= Contempo Magazine =

Contempo Magazine is a bi-monthly magazine that features photo-essays in fashion and culture from a South Texas perspective.

== History ==
The magazine is owned by Contempo Magazine, Inc. and was established in January 2008. It features articles about fashion, home improvement, entertainment, technology, computers, health care, personal finance, travel, pets, food and dining, restaurant reviews, and stories relevant to the Rio Grande Valley of Texas. Many of the stories deal with the Reynosa–McAllen metropolitan area along the Mexico–U.S border, influenced by both American and Mexican culture.

William Ralph Magaña is the editor of Contempo Magazine and Tony Magaña is the co-editor and blogger. Magaña also writes for the American Daily Review, and is a member of the National Association of Hispanic Journalists. Other writers have included fashion (Vanessa Valiente and Crystal Felici), computers (Michael Bilyeu), health (Tony Barclay), personal finance (Melissa Magaña), opinions/editorials by Congressmen Henry Cuellar, Rubén Hinojosa and Senator John Cornyn (R-TX).

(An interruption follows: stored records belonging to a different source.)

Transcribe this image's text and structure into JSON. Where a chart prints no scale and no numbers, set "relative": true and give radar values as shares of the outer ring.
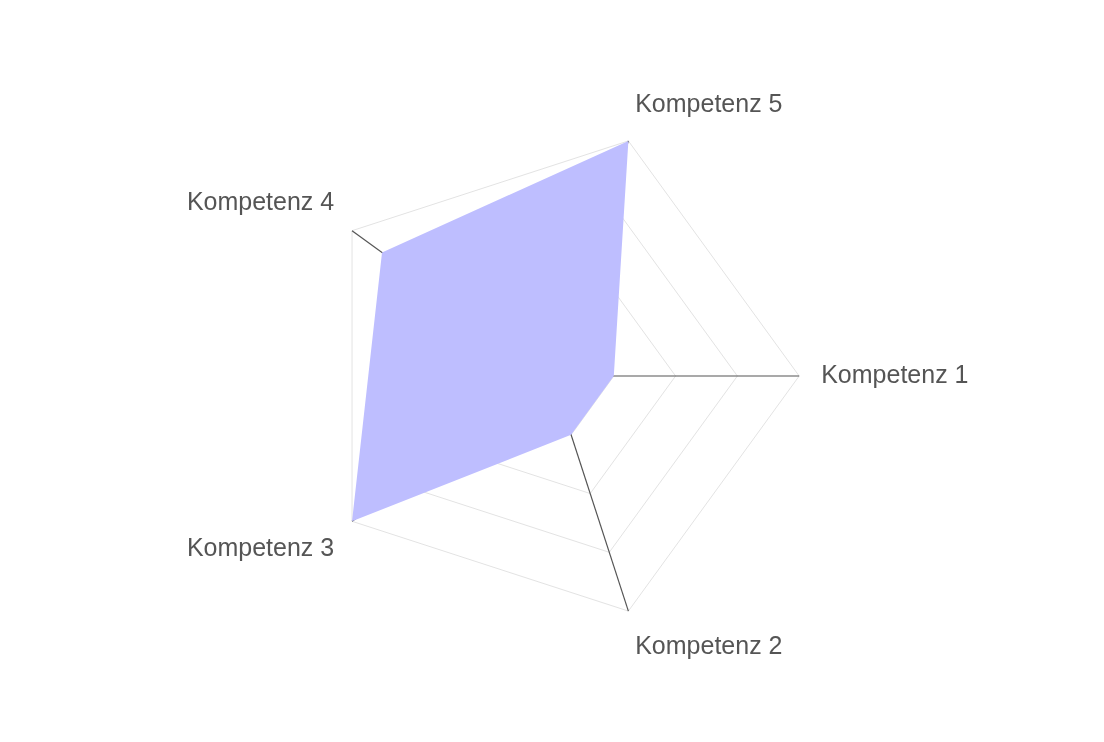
{
  "chart_data": {
    "type": "radar",
    "relative": true,
    "grid": true,
    "marker": "none",
    "categories": [
      "Kompetenz 5",
      "Kompetenz 1",
      "Kompetenz 2",
      "Kompetenz 3",
      "Kompetenz 4"
    ],
    "series": [
      {
        "color": "#bebeff",
        "values": [
          1,
          0.25,
          0.25,
          1,
          0.85
        ]
      }
    ]
  }
}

Contempo Magazine added a weekly internet talk radio program in August 2008 (currently on sabbatical).

OpenCongress, a website project of the Sunlight Foundation and the Participatory Politics Foundation, both of which are non-profit and non-partisan, has listed articles by Contempo Magazine blog as being useful articles for Congressional bills regarding veterans, the Texas border fence, Senator John Cornyn, the economic crisis, and freedom of religion.

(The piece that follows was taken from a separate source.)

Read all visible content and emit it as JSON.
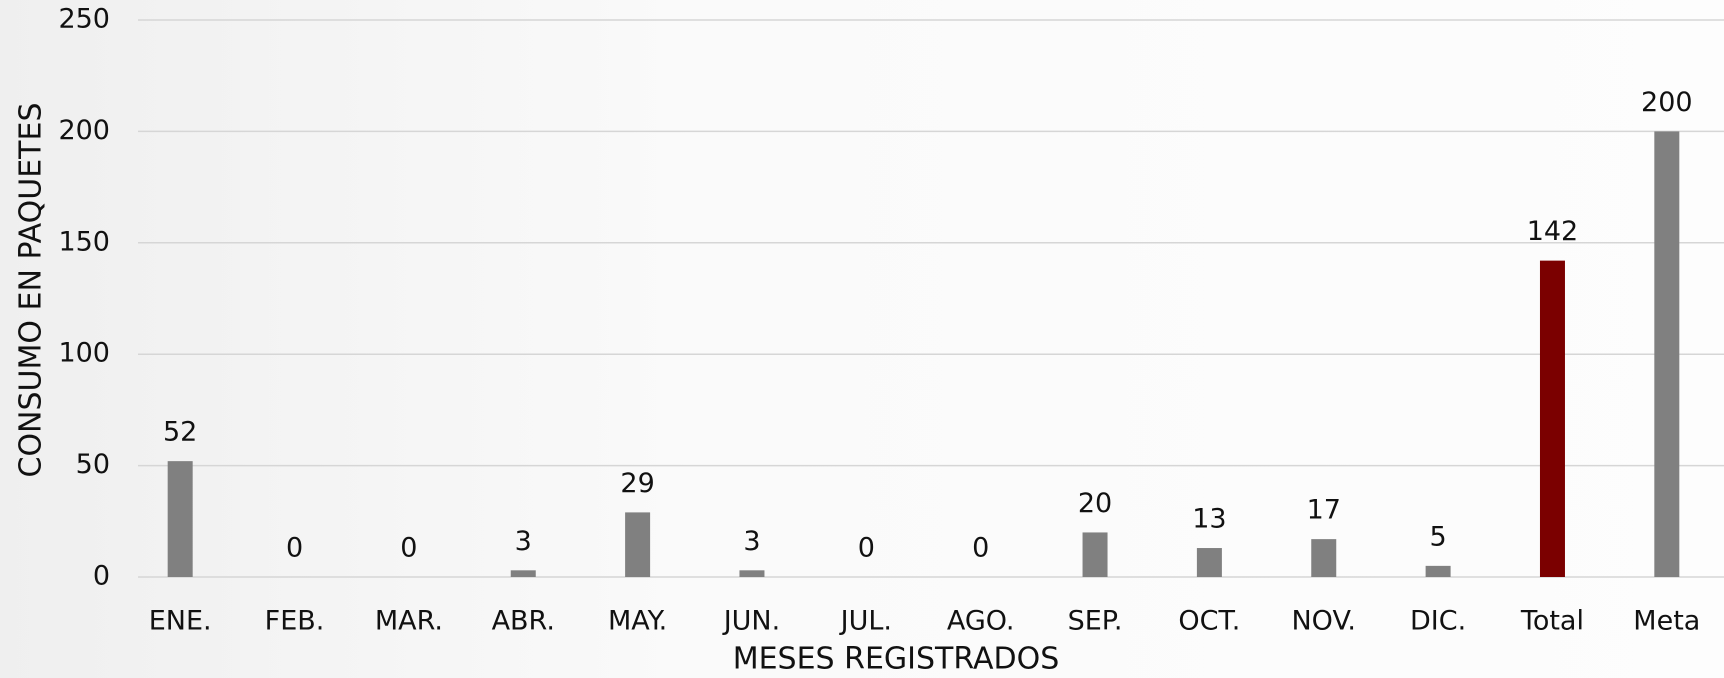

The target demographic is affluent Hispanic Baby boomers households of professionals, business owners, and wealthy homeowners ages 30 to 55. Although fashion is a major feature of the magazine, the intended demographic is to catch male readers as well with articles on technology and computers. An active blog discusses local and national issues relevant to McAllen, the Rio Grande Valley, and the nation from a conservative Hispanic point of view.